Wednesday, November 2, 2011

Fisheries: Efficiency at an Expense

Marine foodstocks have been an integral part of the human food chain for tens of thousands of years. However, in an age of modern fishing techniques and a worldwide market that emphasizes high volumes of low-margin product, the fishing industry threatens to efficiently put itself out of business.



A purse seine attached to a trawler

Global fishing production accounted for nearly 90 billion tons of biomass harvested harvested from all sources of fishing in 2007. Yet, as the fishing industry grows thanks to innovations such as the purse seine, which increase fishing production, pressure to remain profitable and retain profit margins drive fishermen to overfish or poach others' fishing grounds, reducing the populations' ability to reproduce and retain sustainable levels of biomass.

To illustrate a what's at risk, a recent McKinsey study on fishery management around the world included a case study on the Eastern Atlantic bluefin tuna. Although it only accounts for 13,500 tons of biomass of the 90 billion tons caught, it generates more than $300 million in revenue due to the high value placed on it by specialized consumer segments (namely, the Japanese sushi market). If current conditions continue, the supply of the fish will collapse before 2015 due to near-extinction status. While it will remain profitable in the short run (McKinsey estimates net incomes of around $100 million per year up until 2014), the estimated future losses in terms of present value of the fish becoming unharvestable reach $2.6 billion dollars (from the time the stock is completely endangered to the time that the biomass reaches sufficient sustainablility levels).

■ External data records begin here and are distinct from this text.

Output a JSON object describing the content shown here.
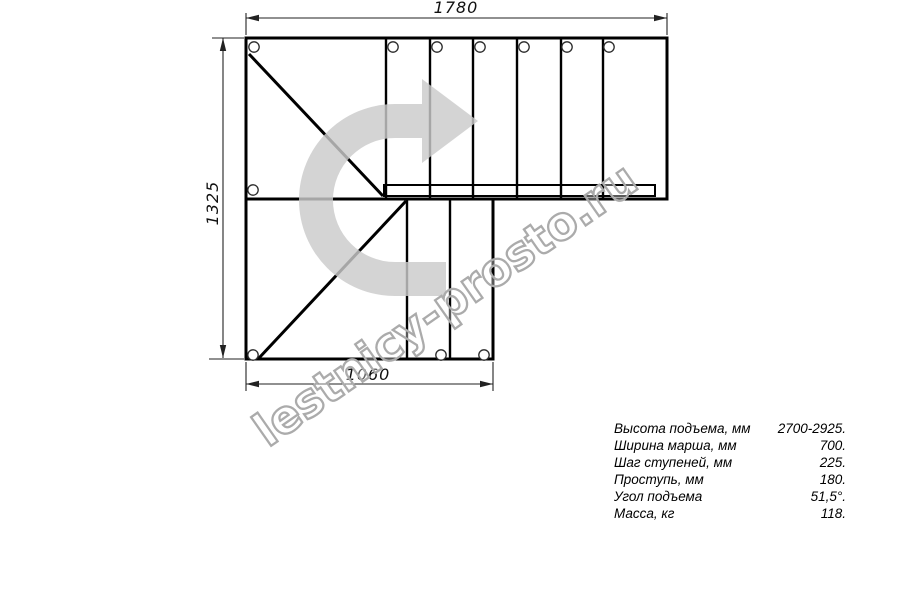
{
  "drawing": {
    "title": "L-shaped staircase plan view",
    "dimensions": {
      "top": "1780",
      "left": "1325",
      "bottom": "1060"
    },
    "watermark": "lestnicy-prosto.ru",
    "colors": {
      "line": "#000000",
      "arrow_fill": "#cbcbcb",
      "watermark_stroke": "#ababab"
    }
  },
  "specs": {
    "rows": [
      {
        "label": "Высота подъема, мм",
        "value": "2700-2925."
      },
      {
        "label": "Ширина марша, мм",
        "value": "700."
      },
      {
        "label": "Шаг ступеней, мм",
        "value": "225."
      },
      {
        "label": "Проступь, мм",
        "value": "180."
      },
      {
        "label": "Угол подъема",
        "value": "51,5°."
      },
      {
        "label": "Масса, кг",
        "value": "118."
      }
    ]
  }
}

That means thousands of restaurants, fishermen, and ports losing out on pieces of that revenue.

Why has this happened? The process by which the fish is acquired has become too good, and as more fishermen have begun operating in this lucrative segement of the fishing industry, decreasing fishing stocks have resulted in smaller catches. Purse seines such as the one depicted above can capture 50,000-60,000 tons of fish every year in this particular fishing ground, and with 60% of legitimate catches and 80% of illegal catches being performed by trawlers with purse seines, it is easy to imagine the effect on the fishing ground. Combined with the threat of incentives that promote maximization of fishing efficiency (quotas, lack of enforcement), the entire supply chain threatens to collapse.

The big question at hand: what should the commercial fishing industry and its affiliates in the restaurant industry do to prevent the collapse of a $500 billion dollar industry? Who will be hurt by advances in sustainability of the supply chain?

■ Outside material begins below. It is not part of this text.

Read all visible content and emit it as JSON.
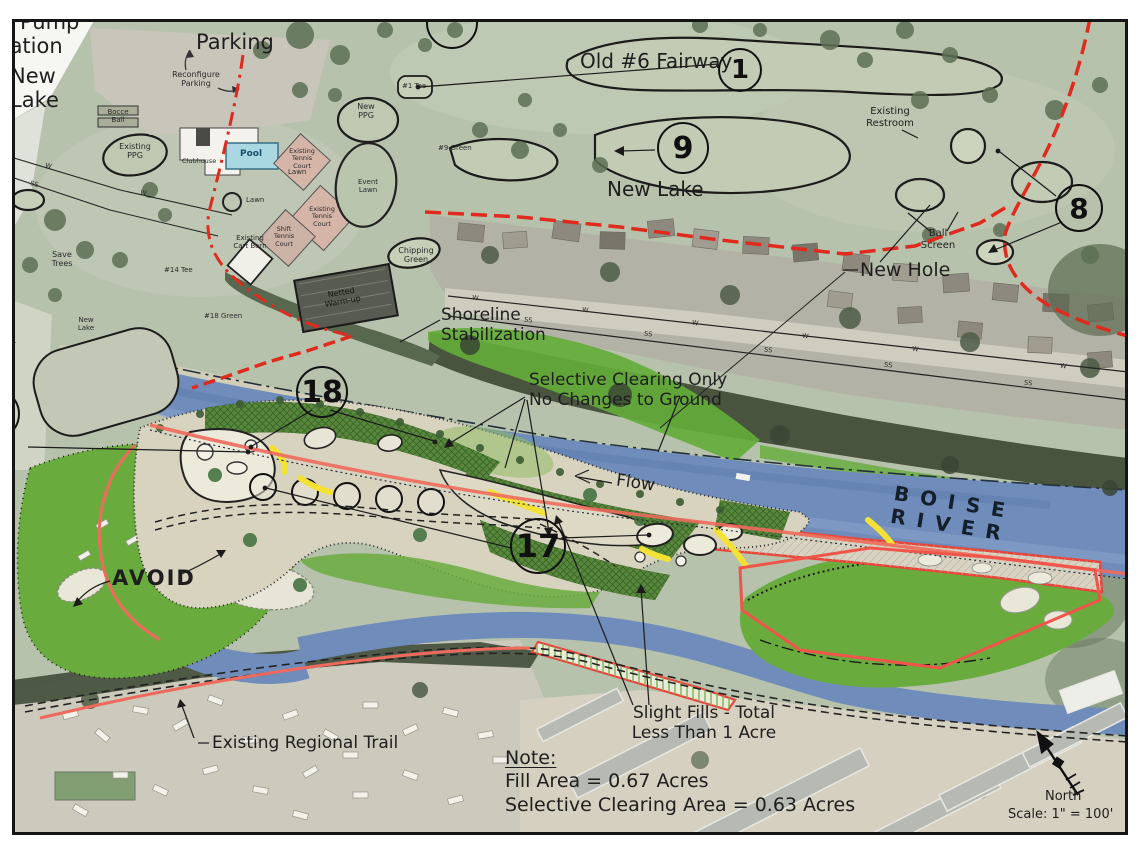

It may be that the consumers, the demand-side, will have to sacrifice cost and and flexibility/responsiveness of their suppliers in order to support the future sustainability and resilience of their supply chains. Choosing suppliers who operate legitimately and within their quotas will provide long-term supplier relationships (should they choose to pursue them) because they will simply be able to stick around longer and weather regulation better, especially if severe penalties are levied on illegal fishing. Although the cost of good fishery management is higher, the industry can survive if it follows lean practices.

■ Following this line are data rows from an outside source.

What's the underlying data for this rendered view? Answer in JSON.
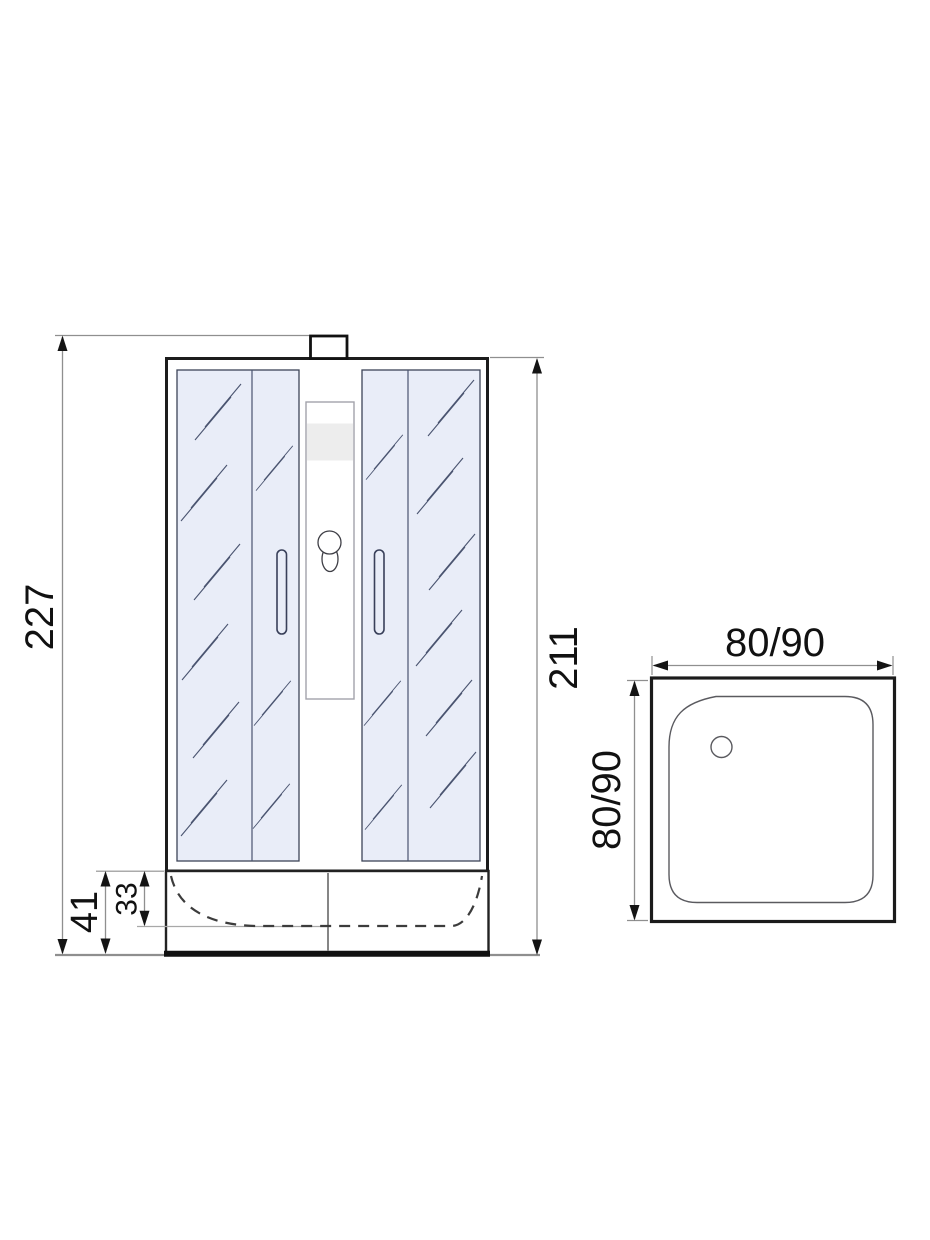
{
  "views": {
    "front": {
      "dim_total_height": "227",
      "dim_cabin_height": "211",
      "dim_tray_height": "41",
      "dim_tray_inner_depth": "33"
    },
    "top": {
      "dim_width": "80/90",
      "dim_depth": "80/90"
    }
  },
  "colors": {
    "glass": "#e9edf8",
    "frame": "#1b1b1b",
    "dimension_line": "#8f8f8f",
    "label_text": "#111111",
    "shelf_band": "#ededed"
  }
}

The short-term losers, however, are the fishermen. Because they already rely on razor-thin margins in one of the world's most dangerous professions, many of the world's 180 million fishermen will be put out of business and will be forced to look for another job. Restaurants will also be hit by the increase in fish price as the good becomes scarcer, and in turn, some may decide to pass the buck to the consumer. Few entities along this value chain are unaffected by the threat of the suppliers collapsing.

Although efficiency is desired in many industries and companies are constantly reexamining how to leverage efficiency principles in every part of the supply chain, when the very existence of the industry is in peril due to unsustainable business practices, it is a top priority to scale back other desirable traits of the supply chain in favor of survival. Failure to do so makes those traits irrelevant anyway.